最新機器としては、2026年6月15日にレンタルを開始したアクティオオリジナルの特殊排水処理装置「ナノセパレーター」だ。薬剤(凝集剤)を一切使用せずに、物理的なろ過のみで高度な水処理を実現した。
装置内部には、ストロー状の極細管を束ねた「UF(ウルトラフィルトレーション)膜」を6本搭載。膜にポンプで圧力をかけた排水を通すことで、10ナノメートルレベルというウイルスやバクテリア、アスベスト、さらに鉛やヒ素、六価クロムといった有害物質まで物理的に除去できる。
深沢氏はナノセパレーターが生成する水の清浄度について、「水道水の濁度基準は『2』だが、ナノセパレーターでろ過した水はほぼ『0』になる」と解説した。
ダイオキシン類に関する極めて厳しい排水基準「10pg-TEQ/L」をクリアする性能も備える。薬剤を使わないため、処理水に余計な化学成分が残留しない。深沢氏は、飲料水としての利用はできないもののとした上で、「現場のトイレなどの生活用水としては十分に活用できる」と資源循環のメリットを語った。
アクティオのナノセパレーターは、サイズ面でも優位性がある。ナノセパレーターは、複数の装置を組み合わせる従来の方式に比べ、設置面積を約半分以下に抑えられる。3300(幅)×2000(高さ)×2000(奥行き)ミリのコンパクトなサイズは、地下水くみ上げによる土壌回復工事など、スペースが限られた現場でも高度な処理を可能にする。

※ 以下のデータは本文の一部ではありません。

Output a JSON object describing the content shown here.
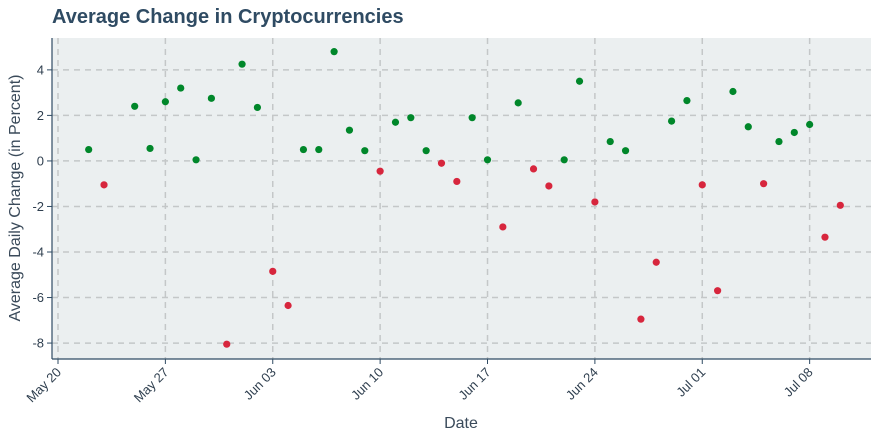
{
  "chart_data": {
    "type": "scatter",
    "title": "Average Change in Cryptocurrencies",
    "xlabel": "Date",
    "ylabel": "Average Daily Change (in Percent)",
    "x_tick_labels": [
      "May 20",
      "May 27",
      "Jun 03",
      "Jun 10",
      "Jun 17",
      "Jun 24",
      "Jul 01",
      "Jul 08"
    ],
    "y_tick_labels": [
      "4",
      "2",
      "0",
      "-2",
      "-4",
      "-6",
      "-8"
    ],
    "x_ticks": [
      "2024-05-20",
      "2024-05-27",
      "2024-06-03",
      "2024-06-10",
      "2024-06-17",
      "2024-06-24",
      "2024-07-01",
      "2024-07-08"
    ],
    "y_ticks": [
      4,
      2,
      0,
      -2,
      -4,
      -6,
      -8
    ],
    "xlim": [
      "2024-05-20",
      "2024-07-12"
    ],
    "ylim": [
      -8.7,
      5.4
    ],
    "grid": true,
    "colors": {
      "positive": "#00872a",
      "negative": "#d7263d",
      "plot_background": "#ebeff0",
      "grid": "#c4c7c8",
      "axis": "#2f4b63"
    },
    "points": [
      {
        "date": "2024-05-22",
        "value": 0.5
      },
      {
        "date": "2024-05-23",
        "value": -1.05
      },
      {
        "date": "2024-05-25",
        "value": 2.4
      },
      {
        "date": "2024-05-26",
        "value": 0.55
      },
      {
        "date": "2024-05-27",
        "value": 2.6
      },
      {
        "date": "2024-05-28",
        "value": 3.2
      },
      {
        "date": "2024-05-29",
        "value": 0.05
      },
      {
        "date": "2024-05-30",
        "value": 2.75
      },
      {
        "date": "2024-05-31",
        "value": -8.05
      },
      {
        "date": "2024-06-01",
        "value": 4.25
      },
      {
        "date": "2024-06-02",
        "value": 2.35
      },
      {
        "date": "2024-06-03",
        "value": -4.85
      },
      {
        "date": "2024-06-04",
        "value": -6.35
      },
      {
        "date": "2024-06-05",
        "value": 0.5
      },
      {
        "date": "2024-06-06",
        "value": 0.5
      },
      {
        "date": "2024-06-07",
        "value": 4.8
      },
      {
        "date": "2024-06-08",
        "value": 1.35
      },
      {
        "date": "2024-06-09",
        "value": 0.45
      },
      {
        "date": "2024-06-10",
        "value": -0.45
      },
      {
        "date": "2024-06-11",
        "value": 1.7
      },
      {
        "date": "2024-06-12",
        "value": 1.9
      },
      {
        "date": "2024-06-13",
        "value": 0.45
      },
      {
        "date": "2024-06-14",
        "value": -0.1
      },
      {
        "date": "2024-06-15",
        "value": -0.9
      },
      {
        "date": "2024-06-16",
        "value": 1.9
      },
      {
        "date": "2024-06-17",
        "value": 0.05
      },
      {
        "date": "2024-06-18",
        "value": -2.9
      },
      {
        "date": "2024-06-19",
        "value": 2.55
      },
      {
        "date": "2024-06-20",
        "value": -0.35
      },
      {
        "date": "2024-06-21",
        "value": -1.1
      },
      {
        "date": "2024-06-22",
        "value": 0.05
      },
      {
        "date": "2024-06-23",
        "value": 3.5
      },
      {
        "date": "2024-06-24",
        "value": -1.8
      },
      {
        "date": "2024-06-25",
        "value": 0.85
      },
      {
        "date": "2024-06-26",
        "value": 0.45
      },
      {
        "date": "2024-06-27",
        "value": -6.95
      },
      {
        "date": "2024-06-28",
        "value": -4.45
      },
      {
        "date": "2024-06-29",
        "value": 1.75
      },
      {
        "date": "2024-06-30",
        "value": 2.65
      },
      {
        "date": "2024-07-01",
        "value": -1.05
      },
      {
        "date": "2024-07-02",
        "value": -5.7
      },
      {
        "date": "2024-07-03",
        "value": 3.05
      },
      {
        "date": "2024-07-04",
        "value": 1.5
      },
      {
        "date": "2024-07-05",
        "value": -1.0
      },
      {
        "date": "2024-07-06",
        "value": 0.85
      },
      {
        "date": "2024-07-07",
        "value": 1.25
      },
      {
        "date": "2024-07-08",
        "value": 1.6
      },
      {
        "date": "2024-07-09",
        "value": -3.35
      },
      {
        "date": "2024-07-10",
        "value": -1.95
      }
    ]
  }
}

高度な水処理を支えるもう1つの革新が、濁水処理装置向け「薬品自動注入システム」だ。
従来の濁水処理では、PAC(ポリ塩化アルミニウム)や高分子凝集剤といった薬剤の投入量を作業員が頻繁に調整する必要があった。アクティオが開発したシステムは、センサーで原水の濁度や処理後の水質をリアルタイムに検知し、水質の変化に合わせて最適な薬剤量を自動でコントロールする。
検証の結果、薬剤補充の作業時間を従来比で88%低減し、薬剤の使用量自体も78%削減することに成功した。また、夜間や休日に排水がきれいになると、自動的に注入をストップし、環境負荷の低減とコストカットにつながる。
システム自体は既存の装置に後付けすることも可能で、インターネットを通じた遠隔監視にも対応する。

濁水処理装置のとなりにある灰色のボックスが自動濁水処理を行う制御部。濁水処理装置に設置したセンサーや機器類からの情報を分析し、薬品の注入量を自動的にコントロールする。内部のPLCに薬品の注入テーブルなどがプログラミングされている他に、水処理の効率化に寄与する機器としては、「pH処理装置」も提供している。原水に炭酸ガス(二酸化炭素)を注入してpH値を調整するタイプで、展示品は1時間あたり6000リットルを処理する。
アクティオの水処理技術は、建設現場に留まらず、災害時の生活用水確保や環境保全など、社会の広範なニーズに応える。災害時には河川水をナノセパレーターでろ過し、飲料水専用装置と組み合わせ、貴重な水資源を確保する活用も想定されている。
セミナーの最後には、今後はナノセパレーターの小型版(処理能力毎時2.5立方メートル)を開発する方針についても言及。環境規制の厳格化と人手不足という二大課題に直面する建設業界で、アクティオが提唱する「環境負荷低減」と「生産性向上」の共存は、これからの現場でスタンダードとなっていくかもしれない。